I didn't join the Sacred Pregnancy movement to only support a friend and sister in all of her endeavors. I am joining this movement because I truly believe in women needing choices. I believe that all women need the loving support of their community and sisterhood within that community when becoming a mom and beyond. In fact, we need that community even before we become mothers. We need to be able to raise our children up in that community, provide support for each other, encouragement, and then some. With the exception of my last pregnancy, I felt very alone and very unsupported. While there was a small feeling of sacredness in each pregnancy, that greatest feeling didn't come and wasn't truly experienced until my last pregnancy. I do not want women, any women, to have to feel alone and un-supported while going through a time of extreme change. It doesn't matter how many times you have been a mom, and been pregnant. Each experience is different and deserves to be treated with respect, dignity, and given the recognition that each is sacred.
Women are sacred. We bring forth life through our bodies. We are the ultimate creatrix. We create life, and life comes through us. If there was ever a time that one can feel the energies surrounding coming in and connecting to them, it is when one is pregnant and bringing forth another life.

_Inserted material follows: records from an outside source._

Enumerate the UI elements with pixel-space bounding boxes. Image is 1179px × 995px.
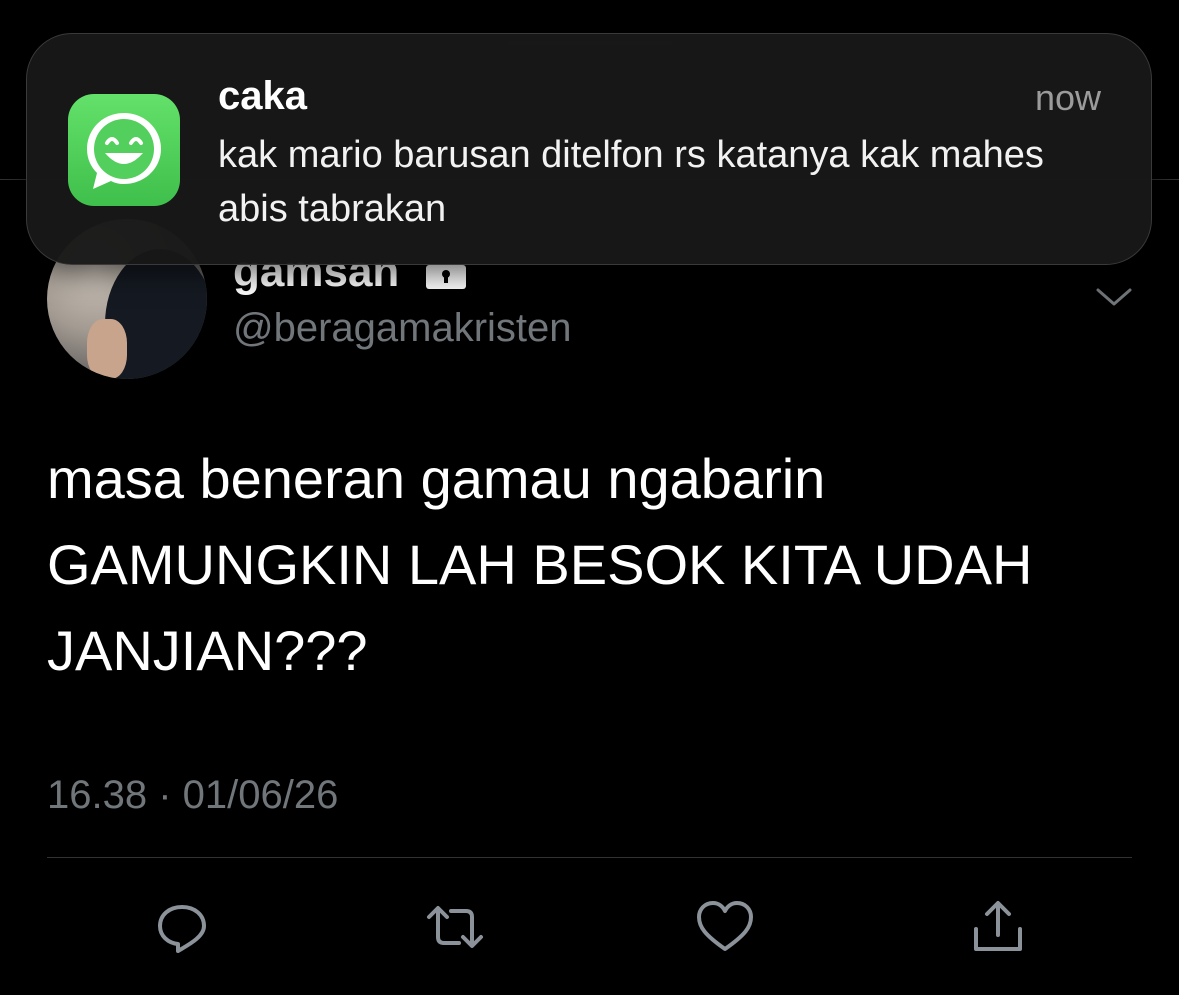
notification-banner[interactable]: caka now kak mario barusan ditelfon rs k… (26, 33, 1152, 265)
retweet-icon (427, 906, 483, 948)
notification-sender: caka (218, 74, 307, 118)
reply-button[interactable] (152, 897, 212, 957)
avatar-hand (87, 319, 127, 379)
handle[interactable]: @beragamakristen (233, 304, 572, 352)
chevron-down-icon[interactable] (1094, 284, 1134, 312)
notification-message: kak mario barusan ditelfon rs katanya ka… (218, 134, 1044, 230)
reply-icon (158, 905, 206, 953)
lock-icon (426, 265, 466, 289)
like-button[interactable] (695, 897, 755, 957)
notification-time: now (1034, 77, 1101, 118)
tweet-text: masa beneran gamau ngabarin GAMUNGKIN LA… (47, 447, 1033, 682)
heart-icon (697, 901, 753, 951)
whatsapp-smiley-icon (68, 94, 180, 206)
tweet-timestamp[interactable]: 16.38 · 01/06/26 (47, 770, 338, 820)
retweet-button[interactable] (425, 897, 485, 957)
share-button[interactable] (968, 897, 1028, 957)
share-icon (974, 901, 1022, 951)
tweet-divider (47, 857, 1132, 858)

I am an ordained Priestess. My ministry is mostly geared towards women and children and their families. I bless the babies when they are born, I bless the mothers when they are pregnant, I marry the couples who chose to be joined, and so much more. It makes sense to me that this too is to become a part of my ministry. I have been blessed to be a mom many times over. Having felt what it is like to be alone, I don't want others to have to experience that. So, I am embarking on a journey; a journey to walk in Sisterhood with other women, to help them realize they are not alone, that they have a community of support, that they have a choice, and that they are sacred.